Johannes Laumann: Ich denke, es ist keine mathematische Spitzenleistung zu verstehen, dass bei einer Verdrei-bis Vervierfachung des Holdingergebnisses und Beibehaltung unseres Geschäftsmodells die Dividende in ähnlicher Größenordnung Schritt halten wird. Das Management ist voll committed und hält gemeinsam mit dem Aufsichtsrat mehr als 40 Prozent aller Anteile; eine Reduzierung ist nicht geplant, was die letzten Directors` Dealings auch unterstreichen.
DER AKTIONÄR: Das Geschäftsjahr 2020 ist zum großen Teil bereits um, würden Sie sagen, dass Mutares mit Blick auf das erhöhte Umsatzziel von 1,8 Milliarden Euro für 2020 auf Kurs ist?

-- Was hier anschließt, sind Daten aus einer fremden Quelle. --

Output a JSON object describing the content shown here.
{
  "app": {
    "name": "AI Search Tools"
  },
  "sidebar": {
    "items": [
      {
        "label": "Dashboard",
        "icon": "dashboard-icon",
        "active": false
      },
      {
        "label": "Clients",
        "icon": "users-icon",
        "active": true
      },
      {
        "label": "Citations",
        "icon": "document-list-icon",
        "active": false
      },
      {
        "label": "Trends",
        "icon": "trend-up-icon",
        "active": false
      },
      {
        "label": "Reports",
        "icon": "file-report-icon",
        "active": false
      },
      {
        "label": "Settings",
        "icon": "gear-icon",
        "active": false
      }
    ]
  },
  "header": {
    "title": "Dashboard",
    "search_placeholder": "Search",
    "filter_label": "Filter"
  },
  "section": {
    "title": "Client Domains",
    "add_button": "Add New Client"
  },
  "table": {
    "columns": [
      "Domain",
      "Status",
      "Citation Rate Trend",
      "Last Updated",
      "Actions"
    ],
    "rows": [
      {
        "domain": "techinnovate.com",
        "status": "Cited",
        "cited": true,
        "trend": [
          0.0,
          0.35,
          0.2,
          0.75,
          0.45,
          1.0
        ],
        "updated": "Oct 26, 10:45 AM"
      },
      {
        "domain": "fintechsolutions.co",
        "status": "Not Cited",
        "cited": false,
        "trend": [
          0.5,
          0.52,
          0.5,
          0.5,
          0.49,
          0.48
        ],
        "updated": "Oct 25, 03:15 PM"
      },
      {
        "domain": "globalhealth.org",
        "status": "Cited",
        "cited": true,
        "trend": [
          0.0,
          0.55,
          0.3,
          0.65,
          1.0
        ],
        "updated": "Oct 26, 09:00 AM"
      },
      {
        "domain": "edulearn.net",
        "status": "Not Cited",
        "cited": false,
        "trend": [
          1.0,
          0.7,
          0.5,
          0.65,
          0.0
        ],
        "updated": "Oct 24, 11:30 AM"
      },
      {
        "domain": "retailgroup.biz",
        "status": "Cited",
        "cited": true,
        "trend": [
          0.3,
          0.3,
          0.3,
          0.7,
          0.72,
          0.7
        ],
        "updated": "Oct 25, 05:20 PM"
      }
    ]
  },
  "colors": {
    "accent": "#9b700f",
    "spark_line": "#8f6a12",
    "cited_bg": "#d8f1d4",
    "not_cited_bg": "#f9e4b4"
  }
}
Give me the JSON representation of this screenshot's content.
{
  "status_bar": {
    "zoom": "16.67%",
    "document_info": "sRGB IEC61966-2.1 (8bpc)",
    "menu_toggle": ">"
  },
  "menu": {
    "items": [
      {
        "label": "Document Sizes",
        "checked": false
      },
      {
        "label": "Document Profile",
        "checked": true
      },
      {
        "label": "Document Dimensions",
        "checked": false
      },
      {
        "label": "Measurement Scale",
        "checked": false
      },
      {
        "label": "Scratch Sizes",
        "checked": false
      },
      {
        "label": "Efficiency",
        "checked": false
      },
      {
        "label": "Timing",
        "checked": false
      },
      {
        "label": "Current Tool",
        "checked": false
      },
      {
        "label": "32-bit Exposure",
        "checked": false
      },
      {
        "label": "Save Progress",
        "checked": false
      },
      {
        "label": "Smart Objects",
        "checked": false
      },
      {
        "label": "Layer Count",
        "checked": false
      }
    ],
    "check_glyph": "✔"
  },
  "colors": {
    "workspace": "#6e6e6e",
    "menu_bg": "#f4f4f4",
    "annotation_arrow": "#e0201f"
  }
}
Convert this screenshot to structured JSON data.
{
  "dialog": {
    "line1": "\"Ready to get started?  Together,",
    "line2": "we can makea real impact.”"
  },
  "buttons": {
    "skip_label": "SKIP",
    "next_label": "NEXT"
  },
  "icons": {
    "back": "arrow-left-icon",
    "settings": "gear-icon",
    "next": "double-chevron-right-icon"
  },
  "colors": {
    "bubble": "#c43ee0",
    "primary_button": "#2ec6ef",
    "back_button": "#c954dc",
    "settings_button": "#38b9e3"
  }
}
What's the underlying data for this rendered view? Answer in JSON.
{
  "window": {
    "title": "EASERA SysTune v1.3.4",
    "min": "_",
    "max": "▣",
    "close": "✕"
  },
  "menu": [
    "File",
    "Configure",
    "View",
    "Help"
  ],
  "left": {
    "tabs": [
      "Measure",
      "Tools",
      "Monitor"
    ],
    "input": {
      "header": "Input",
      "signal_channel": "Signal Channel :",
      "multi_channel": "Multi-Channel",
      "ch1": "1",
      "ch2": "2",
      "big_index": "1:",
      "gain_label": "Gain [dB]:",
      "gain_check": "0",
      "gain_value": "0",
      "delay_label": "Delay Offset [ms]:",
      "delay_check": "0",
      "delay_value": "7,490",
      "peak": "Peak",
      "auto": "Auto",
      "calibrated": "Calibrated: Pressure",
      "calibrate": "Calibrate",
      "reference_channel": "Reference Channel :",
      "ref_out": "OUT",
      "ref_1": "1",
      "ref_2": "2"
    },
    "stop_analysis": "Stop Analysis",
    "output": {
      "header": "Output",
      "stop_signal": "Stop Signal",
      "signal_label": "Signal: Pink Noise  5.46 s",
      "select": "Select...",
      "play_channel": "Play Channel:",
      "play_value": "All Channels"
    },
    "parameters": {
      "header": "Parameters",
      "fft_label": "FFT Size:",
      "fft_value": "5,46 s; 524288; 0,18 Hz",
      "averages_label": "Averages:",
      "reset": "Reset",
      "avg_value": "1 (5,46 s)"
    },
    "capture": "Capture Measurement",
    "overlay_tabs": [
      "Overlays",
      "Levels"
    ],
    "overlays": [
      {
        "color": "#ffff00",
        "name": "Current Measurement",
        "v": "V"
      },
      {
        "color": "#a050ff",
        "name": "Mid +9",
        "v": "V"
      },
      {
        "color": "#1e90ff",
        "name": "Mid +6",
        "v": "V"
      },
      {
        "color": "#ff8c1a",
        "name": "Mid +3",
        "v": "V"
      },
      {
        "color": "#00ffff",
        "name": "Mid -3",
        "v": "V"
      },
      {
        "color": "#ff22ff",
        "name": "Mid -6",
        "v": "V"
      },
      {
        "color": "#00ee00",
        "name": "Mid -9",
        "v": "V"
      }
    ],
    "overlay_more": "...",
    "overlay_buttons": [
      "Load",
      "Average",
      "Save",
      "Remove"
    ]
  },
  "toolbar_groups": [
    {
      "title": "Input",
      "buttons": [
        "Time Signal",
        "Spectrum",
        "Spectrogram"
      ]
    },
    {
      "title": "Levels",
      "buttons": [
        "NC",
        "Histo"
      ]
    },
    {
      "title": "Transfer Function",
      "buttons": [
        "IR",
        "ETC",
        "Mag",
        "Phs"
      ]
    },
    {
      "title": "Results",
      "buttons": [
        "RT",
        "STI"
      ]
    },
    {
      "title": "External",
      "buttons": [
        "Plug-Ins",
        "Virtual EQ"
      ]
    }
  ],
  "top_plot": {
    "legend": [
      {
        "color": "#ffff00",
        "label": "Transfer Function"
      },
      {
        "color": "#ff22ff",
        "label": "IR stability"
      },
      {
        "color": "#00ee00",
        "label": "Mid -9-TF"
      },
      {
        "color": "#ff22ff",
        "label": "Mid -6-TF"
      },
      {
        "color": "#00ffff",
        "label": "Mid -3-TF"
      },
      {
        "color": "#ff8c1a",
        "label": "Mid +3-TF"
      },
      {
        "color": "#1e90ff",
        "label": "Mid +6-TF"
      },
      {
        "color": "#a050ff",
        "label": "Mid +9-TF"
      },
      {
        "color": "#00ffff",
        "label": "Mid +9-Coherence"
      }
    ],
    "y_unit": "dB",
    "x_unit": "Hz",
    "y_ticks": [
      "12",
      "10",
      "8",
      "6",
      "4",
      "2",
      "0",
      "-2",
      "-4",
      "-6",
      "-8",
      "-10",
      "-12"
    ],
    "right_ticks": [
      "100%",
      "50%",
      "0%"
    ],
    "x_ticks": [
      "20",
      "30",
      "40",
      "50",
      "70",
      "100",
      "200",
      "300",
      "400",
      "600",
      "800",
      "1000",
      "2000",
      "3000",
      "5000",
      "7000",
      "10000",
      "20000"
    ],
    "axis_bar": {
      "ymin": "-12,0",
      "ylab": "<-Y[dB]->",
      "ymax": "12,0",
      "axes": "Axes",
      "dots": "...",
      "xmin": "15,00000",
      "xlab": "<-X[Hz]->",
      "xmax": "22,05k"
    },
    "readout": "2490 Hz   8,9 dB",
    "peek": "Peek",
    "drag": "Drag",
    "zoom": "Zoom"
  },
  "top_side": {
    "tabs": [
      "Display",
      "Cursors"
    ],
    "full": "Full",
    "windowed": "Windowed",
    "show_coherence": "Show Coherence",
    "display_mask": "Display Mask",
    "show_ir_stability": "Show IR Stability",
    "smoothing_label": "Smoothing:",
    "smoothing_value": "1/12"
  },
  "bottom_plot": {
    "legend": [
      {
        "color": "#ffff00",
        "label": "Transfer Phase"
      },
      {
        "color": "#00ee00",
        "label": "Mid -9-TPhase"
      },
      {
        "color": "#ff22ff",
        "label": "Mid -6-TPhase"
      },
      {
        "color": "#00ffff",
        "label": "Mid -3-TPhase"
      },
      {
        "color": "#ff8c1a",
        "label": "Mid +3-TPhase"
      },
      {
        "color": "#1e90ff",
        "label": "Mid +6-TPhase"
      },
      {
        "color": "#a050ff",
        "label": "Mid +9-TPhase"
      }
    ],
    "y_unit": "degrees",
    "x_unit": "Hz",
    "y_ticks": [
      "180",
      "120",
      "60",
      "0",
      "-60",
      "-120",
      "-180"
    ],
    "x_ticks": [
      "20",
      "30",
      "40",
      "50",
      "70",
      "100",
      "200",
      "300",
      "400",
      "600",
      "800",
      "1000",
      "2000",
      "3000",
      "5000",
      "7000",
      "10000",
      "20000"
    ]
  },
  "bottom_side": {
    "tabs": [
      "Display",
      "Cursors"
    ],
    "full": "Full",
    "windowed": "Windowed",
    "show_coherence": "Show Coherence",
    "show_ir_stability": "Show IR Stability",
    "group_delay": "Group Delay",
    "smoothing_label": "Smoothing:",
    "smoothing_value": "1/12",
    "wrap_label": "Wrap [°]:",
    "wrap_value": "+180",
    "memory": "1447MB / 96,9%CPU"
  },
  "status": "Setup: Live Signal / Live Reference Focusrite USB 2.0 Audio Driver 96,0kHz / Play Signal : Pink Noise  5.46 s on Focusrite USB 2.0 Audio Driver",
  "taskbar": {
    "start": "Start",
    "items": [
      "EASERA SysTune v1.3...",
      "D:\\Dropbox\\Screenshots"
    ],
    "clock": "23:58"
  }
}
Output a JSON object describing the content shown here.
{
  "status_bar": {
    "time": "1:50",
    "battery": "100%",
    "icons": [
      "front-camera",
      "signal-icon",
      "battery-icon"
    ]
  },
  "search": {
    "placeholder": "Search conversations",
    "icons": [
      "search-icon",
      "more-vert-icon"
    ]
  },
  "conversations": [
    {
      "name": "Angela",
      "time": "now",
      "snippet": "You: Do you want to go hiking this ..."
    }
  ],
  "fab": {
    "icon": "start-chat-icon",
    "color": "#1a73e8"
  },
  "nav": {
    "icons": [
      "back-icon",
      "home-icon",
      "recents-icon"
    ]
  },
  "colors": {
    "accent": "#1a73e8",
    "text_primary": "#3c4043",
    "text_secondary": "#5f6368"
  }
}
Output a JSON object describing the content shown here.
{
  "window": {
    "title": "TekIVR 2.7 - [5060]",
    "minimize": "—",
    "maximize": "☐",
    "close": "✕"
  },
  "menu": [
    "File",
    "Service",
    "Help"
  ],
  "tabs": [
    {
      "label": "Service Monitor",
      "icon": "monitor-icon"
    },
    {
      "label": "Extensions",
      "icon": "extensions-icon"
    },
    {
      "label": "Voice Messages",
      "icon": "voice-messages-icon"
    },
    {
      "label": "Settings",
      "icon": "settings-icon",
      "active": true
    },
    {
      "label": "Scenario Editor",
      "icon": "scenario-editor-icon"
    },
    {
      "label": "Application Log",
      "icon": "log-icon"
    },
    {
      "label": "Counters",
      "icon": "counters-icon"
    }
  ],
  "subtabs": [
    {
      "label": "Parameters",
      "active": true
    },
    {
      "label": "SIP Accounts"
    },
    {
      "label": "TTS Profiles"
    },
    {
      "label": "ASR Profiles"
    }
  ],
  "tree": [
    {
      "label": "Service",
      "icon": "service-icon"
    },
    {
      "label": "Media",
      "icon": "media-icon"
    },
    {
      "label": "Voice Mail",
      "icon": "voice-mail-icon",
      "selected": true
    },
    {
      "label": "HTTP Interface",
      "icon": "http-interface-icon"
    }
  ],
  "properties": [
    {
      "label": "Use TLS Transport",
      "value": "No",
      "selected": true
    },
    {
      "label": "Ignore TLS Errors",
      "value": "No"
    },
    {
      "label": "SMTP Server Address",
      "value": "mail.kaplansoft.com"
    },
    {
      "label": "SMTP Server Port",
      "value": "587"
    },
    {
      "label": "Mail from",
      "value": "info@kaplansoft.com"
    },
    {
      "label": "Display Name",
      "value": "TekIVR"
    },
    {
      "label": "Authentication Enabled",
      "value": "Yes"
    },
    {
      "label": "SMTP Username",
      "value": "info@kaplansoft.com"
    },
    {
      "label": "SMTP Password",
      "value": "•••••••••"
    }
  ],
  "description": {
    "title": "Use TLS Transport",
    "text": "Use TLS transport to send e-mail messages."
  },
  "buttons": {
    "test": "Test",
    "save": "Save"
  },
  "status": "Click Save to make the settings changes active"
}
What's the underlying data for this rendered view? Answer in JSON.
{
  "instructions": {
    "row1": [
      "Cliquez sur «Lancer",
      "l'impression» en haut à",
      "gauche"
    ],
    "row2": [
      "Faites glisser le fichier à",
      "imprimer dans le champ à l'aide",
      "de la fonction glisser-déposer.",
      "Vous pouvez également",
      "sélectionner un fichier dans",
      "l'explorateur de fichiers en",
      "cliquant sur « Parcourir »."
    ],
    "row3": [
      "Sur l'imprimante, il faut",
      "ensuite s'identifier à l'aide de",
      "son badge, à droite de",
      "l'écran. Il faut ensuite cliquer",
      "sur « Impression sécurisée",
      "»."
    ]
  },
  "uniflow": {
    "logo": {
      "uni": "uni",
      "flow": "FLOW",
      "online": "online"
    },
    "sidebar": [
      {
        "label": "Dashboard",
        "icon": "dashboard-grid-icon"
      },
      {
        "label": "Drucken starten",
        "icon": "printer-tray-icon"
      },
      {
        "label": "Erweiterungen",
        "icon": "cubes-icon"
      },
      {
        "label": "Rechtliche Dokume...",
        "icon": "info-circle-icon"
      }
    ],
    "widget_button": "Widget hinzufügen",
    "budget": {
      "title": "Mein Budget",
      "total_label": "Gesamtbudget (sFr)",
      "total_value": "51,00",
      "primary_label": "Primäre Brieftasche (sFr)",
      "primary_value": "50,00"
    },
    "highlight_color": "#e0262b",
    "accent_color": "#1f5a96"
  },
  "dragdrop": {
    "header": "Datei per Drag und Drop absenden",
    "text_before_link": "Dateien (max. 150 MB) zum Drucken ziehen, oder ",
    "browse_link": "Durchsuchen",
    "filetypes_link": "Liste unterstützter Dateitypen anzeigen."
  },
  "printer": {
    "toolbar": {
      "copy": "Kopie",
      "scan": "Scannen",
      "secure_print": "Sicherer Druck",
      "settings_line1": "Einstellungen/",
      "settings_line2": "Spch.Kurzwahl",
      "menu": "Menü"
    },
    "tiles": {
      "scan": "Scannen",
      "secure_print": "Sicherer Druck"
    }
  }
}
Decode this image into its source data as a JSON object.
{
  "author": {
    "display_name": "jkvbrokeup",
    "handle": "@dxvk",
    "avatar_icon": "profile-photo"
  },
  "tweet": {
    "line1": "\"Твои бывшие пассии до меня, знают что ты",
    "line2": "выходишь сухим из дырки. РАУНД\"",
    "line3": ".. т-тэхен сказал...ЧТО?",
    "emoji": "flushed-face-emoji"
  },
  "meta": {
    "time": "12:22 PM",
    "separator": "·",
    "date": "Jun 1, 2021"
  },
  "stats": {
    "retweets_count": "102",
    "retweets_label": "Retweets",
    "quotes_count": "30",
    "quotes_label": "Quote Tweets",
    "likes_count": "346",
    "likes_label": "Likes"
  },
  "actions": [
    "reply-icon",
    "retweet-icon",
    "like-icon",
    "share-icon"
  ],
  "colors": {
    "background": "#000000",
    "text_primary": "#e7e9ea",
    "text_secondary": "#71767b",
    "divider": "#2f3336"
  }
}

Johannes Laumann: Wir segeln voll im Wind und mit voller Kraft voraus. Es ist eine besondere Zeit, es ist eine Zeit, in der man sich manchmal ein bisschen mehr Normalität wünscht. Unsere Mitarbeiter machen einen herausragenden Job und wir als Mutares sehen uns eindeutig als Profiteur dieser Corona-Zeit.
Hohe zweistellige Rendite
Im günstigen Fall kann Mutares per 2023 mehr als 60 Millionen Euro beim Nettogewinn erreichen. Dem steht aktuell ein Börsenwert von lediglich rund 155 Millionen Euro entgegen, das KGV sinkt vor diesem Hintergrund im günstigsten Fall auf unter 3. Bisher hat Mutares zudem rund zwei Drittel des Nettogewinns als Dividende ausgeschüttet. Wenn den Münchnern nur ein größerer Exit gelingt, ist es denkbar, dass bis 2023 mehr als die Hälfte der aktuellen Börsenkapitalisierung als Dividende ausgeschüttet wird. Der ehemalige AKTIONÄR-Hot-Stock bleibt ein interessantes Investment. Nach dem Kapitalmarkttag am Dienstag ist das Papier wieder zum Leben erwacht. Das nächste Etappenziel für die Aktie lautet 13 Euro. Auf Sicht von 12 Monaten sind 15 Euro durchaus drin.